Burak ellerini başının arkasında birleştirip keyifle gözlerini kapadı anası sakso çekmeye başlayınca, zevkten geberiyordu, sabahtan beri beş posta siktiği üvey annesi için hala taşaklarında biraz döl vardı, git gide hızlanan eliyle birlikte daha çok tükürük ve salya yaratan harika ağzı, nefesiyle birleşip sikinin kafasını çok hassas hale getirmişti, acıyla zevk karışımı bir his yaşıyordu.
Duygu’nun durmaya niyeti yoktu ama, boğazına kadar alabilmek için kafasını iyice bastırıp, taşakları dudaklarına değene kadar zorladı, eliyle taşaklarını da sıkıyordu bir yandan, salyalar sayesinde kayganlaşsa da, toplarını kavradı parmaklarıyla.
Artık boşalmamak için dayanacak gücü kalmamıştı Burak’ın, ayak uçlarını, başparmağını kıvırıp duruyordu, ha geldi ha gelecek şekilde gözlerini kapadı ve beyni uyuşmaya başladı, resmen gözü kararıyordu.

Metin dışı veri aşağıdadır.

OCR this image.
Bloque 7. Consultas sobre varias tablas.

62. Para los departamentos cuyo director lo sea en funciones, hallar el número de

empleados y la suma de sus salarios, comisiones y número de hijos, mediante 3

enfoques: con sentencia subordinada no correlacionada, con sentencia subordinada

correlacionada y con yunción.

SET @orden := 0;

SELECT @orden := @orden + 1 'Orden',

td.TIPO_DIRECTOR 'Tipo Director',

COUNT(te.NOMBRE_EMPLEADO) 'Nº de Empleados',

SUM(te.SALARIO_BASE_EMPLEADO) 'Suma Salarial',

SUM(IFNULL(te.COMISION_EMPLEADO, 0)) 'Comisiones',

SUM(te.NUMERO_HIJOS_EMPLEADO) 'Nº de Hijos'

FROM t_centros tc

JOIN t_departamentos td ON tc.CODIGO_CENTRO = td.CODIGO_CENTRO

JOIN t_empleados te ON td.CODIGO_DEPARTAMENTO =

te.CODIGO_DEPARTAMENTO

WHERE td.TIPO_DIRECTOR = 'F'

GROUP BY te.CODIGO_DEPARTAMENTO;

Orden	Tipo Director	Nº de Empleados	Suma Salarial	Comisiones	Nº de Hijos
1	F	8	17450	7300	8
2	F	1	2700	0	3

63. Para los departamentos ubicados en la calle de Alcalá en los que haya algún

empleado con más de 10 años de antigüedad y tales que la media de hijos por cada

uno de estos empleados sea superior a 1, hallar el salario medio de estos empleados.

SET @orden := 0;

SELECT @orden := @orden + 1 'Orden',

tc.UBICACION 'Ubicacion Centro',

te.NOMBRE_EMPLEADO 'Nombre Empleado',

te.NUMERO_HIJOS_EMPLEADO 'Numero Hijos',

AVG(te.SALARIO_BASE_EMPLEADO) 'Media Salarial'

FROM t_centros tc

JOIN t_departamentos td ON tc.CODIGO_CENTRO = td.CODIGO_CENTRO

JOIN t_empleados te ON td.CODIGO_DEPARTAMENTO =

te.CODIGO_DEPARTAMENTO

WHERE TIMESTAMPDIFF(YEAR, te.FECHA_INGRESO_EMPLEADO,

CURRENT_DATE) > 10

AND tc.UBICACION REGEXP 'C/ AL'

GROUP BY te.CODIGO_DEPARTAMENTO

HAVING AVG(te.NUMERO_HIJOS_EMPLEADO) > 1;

Günün altıncı boşalması gerçekleştiğinde başı dönüyor sandı, sıcacık dölleri annesinin boğazına doğru fırlarken o gram geri adım atmadan hepsini yutuyordu, sikinde taşağında bir damla kalmayana kadar da emdi.
” Offff… Duygu.. Anneeeee.. Harikaydın!!”
” O zaman bunu hep hatırla. O Melisa denen küçük orospu bu yarağı asla benim gibi ememez!” dedi üstünü başını düzeltmeden önce.